La interconexión de las economías es la dimensión más conocida de la globalización, pero no puede perderse de vista que este fenómeno, típico del siglo XX pero acelerado en este, tiene una importante faceta cultural propiciada por el Internet, la televisión satelital y el auge del turismo de masas. Nuestros hijos serán -son ya- ciudadanos del mundo.

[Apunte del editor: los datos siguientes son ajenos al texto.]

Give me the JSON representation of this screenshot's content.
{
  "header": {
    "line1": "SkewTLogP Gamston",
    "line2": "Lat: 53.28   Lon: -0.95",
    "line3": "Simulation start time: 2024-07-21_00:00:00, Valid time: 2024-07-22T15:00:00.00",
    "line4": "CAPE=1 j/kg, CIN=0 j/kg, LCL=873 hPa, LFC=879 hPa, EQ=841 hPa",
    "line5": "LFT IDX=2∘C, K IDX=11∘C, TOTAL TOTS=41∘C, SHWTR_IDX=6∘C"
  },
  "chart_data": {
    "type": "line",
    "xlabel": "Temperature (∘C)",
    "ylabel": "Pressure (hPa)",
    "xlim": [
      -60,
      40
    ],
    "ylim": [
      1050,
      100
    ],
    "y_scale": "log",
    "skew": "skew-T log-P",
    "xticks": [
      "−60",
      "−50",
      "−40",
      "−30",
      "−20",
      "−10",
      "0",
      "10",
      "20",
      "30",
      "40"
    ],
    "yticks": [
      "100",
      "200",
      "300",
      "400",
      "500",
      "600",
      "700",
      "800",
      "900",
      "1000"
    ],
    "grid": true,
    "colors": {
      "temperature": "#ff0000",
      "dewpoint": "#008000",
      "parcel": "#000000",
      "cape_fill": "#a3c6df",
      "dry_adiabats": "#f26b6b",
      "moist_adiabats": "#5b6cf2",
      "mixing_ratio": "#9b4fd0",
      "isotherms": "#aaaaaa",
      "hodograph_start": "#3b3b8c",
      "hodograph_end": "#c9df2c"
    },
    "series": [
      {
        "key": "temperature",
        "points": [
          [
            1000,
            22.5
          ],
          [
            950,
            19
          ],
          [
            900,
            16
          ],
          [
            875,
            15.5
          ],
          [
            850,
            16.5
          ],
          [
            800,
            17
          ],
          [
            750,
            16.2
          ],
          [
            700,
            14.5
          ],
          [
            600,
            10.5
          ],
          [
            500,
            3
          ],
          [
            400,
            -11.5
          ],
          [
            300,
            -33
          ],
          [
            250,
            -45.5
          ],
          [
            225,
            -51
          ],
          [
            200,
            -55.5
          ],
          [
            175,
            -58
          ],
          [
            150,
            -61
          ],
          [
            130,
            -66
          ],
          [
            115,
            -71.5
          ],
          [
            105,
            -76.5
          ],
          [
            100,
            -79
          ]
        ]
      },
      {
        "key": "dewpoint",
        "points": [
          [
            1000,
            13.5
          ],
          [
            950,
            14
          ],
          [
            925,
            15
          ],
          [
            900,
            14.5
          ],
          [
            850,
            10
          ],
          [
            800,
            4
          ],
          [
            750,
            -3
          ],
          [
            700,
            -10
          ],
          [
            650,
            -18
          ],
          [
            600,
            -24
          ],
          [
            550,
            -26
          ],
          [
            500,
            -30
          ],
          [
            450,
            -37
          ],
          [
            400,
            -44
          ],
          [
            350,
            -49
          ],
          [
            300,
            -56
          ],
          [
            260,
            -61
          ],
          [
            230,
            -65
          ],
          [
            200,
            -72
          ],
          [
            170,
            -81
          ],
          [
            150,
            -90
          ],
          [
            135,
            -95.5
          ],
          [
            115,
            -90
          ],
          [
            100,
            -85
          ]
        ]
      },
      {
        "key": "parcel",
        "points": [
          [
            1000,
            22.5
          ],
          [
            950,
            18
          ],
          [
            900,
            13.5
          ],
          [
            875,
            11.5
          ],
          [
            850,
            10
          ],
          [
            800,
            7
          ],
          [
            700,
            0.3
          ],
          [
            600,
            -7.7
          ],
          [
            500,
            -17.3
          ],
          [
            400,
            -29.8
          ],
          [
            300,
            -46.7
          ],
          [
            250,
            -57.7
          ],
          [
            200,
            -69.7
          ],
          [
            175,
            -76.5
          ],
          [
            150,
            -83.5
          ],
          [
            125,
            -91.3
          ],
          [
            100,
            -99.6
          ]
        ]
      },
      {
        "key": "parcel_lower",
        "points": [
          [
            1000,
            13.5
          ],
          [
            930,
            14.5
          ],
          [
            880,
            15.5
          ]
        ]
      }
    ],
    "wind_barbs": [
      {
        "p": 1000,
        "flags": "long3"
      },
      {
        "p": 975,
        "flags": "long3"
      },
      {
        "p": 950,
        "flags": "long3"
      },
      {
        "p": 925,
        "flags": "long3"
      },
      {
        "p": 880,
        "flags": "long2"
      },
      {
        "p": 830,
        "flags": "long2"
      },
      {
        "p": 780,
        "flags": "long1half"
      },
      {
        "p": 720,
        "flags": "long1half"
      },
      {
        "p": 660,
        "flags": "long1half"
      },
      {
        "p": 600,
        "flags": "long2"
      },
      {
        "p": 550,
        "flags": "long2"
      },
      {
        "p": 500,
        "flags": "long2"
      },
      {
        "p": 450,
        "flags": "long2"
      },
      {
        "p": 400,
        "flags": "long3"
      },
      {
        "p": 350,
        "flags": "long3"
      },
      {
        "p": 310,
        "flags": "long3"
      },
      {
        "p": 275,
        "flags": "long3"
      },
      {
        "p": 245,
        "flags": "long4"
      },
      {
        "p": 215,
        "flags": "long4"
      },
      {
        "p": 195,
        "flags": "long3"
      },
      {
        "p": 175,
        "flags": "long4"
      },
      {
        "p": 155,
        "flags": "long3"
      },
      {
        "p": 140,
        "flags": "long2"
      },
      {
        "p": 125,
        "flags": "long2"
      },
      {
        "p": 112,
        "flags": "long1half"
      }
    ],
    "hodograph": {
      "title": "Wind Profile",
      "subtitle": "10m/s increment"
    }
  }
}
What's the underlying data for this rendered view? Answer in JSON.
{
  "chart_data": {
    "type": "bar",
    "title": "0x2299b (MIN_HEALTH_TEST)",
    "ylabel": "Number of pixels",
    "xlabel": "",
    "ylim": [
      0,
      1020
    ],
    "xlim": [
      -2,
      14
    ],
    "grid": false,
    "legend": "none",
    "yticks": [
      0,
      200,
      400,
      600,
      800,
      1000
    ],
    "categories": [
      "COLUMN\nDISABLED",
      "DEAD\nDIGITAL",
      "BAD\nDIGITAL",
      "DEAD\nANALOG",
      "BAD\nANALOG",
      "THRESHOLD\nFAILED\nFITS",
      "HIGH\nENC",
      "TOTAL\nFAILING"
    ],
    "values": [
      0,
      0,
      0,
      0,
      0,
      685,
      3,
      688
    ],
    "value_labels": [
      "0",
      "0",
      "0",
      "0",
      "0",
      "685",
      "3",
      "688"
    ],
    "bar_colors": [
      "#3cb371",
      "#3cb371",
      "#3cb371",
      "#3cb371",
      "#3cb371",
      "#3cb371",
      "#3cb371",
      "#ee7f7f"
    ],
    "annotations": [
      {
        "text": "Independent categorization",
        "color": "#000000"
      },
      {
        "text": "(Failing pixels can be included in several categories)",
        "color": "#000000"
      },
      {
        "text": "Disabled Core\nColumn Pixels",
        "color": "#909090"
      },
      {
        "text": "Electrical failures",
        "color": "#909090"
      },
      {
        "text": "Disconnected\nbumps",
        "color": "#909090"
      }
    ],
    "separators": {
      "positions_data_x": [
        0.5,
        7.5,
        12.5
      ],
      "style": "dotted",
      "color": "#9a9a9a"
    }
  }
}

Esto es bueno, en parte. Permite la consolidación de una cultura universal nutrida de elementos de muy diverso origen, lo cual puede ayudar a la preservación de la paz mundial; la violencia con frecuencia proviene del temor a lo distinto. Contribuye a que se aprecien mejor ciertos elementos que identifican con claridad determinados pueblos; el festival permanente del arte culinario de China, México, Italia, Japón o Perú, no sería posible, en las dimensiones que conocemos, sin la globalización. Pero hay también connotaciones negativas. Las culturas primitivas difícilmente pueden sobrevivir en el choque con civilizaciones superiores desde el punto de vista tecnológico. Los pobres son los grandes marginados de la oferta cultural de un mundo lleno de vasos comunicantes.

Ahora que se negocia un tratado de libre comercio con los Estados Unidos, que son, para los extremos políticos, los "bárbaros" de la actualidad, se oyen preocupaciones por el aniquilamiento de la cultura nacional, avasallada por la invasión de productos culturales venidos de ese país, en especial por su cine y televisión. Tengo una noción elemental de la cultura como morada del espíritu humano, pero francamente ignoro cuales sean los elementos definitorios de la nuestra. Colombia es, ante todo, una nación mestiza. En ella confluyen tradiciones negras, indígenas e influencias del Medio Oriente; así mismo, hispánicas, el elemento más complejo de nuestra tradición. Siempre se dijo que Europa "termina en los Pirineos", lo cual tiene mucho de verdad. España es la matriz en la que se funden tradiciones de los pueblos ibéricos, árabes, judíos y gitanos.

Nada, pues, de lo que constituye el ser colombiano es simple y homogéneo; todo es complejo y ambiguo. Y se nota. En la obra pictórica de Fernando Botero es ostensible el paisaje colombiano como telón de fondo de muchos de sus cuadros y su interés en problemas que nos resultan entrañables; tal es el caso de su reciente serie sobre la Violencia. De otro lado, su intención de recrear la historia de la pintura europea, en especial la del Renacimiento Italiano, es una constante de su trabajo. Una porción de la poesía de León de Greiff se escenifica en las breñas de su Antioquia natal; mas no puede perderse de vista su obstinación en personajes que se inscriben en un remoto pueblo de la antigüedad, los Vikingos. Alguno de los primeros relatos de Alvaro Mutis, "La Mansión de Araucaima", transcurre en el Tolima de su infancia, pero Maqroll el Gaviero, héroe de muchas de sus novelas, es un apátrida que se mueve por el orbe entero. Un músico espléndido y poco conocido, Francisco Zumaqué, se inició componiendo las gaitas y porros de Córdoba; hoy, sin perder sus ancestros, escribe en la mejor tradición culta de occidente.

No sé en qué consiste la cultura de mi patria; no necesito saberlo para amarla. Sin embargo, no quisiera que el Estado me obligara a ver cine o televisión nacionales por la sola razón de que lo son. Es obvio que en la negociación con los Estados Unidos el Gobierno deberá mantener la posibilidad de imponer cuotas de pantalla para promover la producción doméstica. Ojalá a nadie le de por hacerlas efectivas. Ya se hizo y el resultado fue deplorable.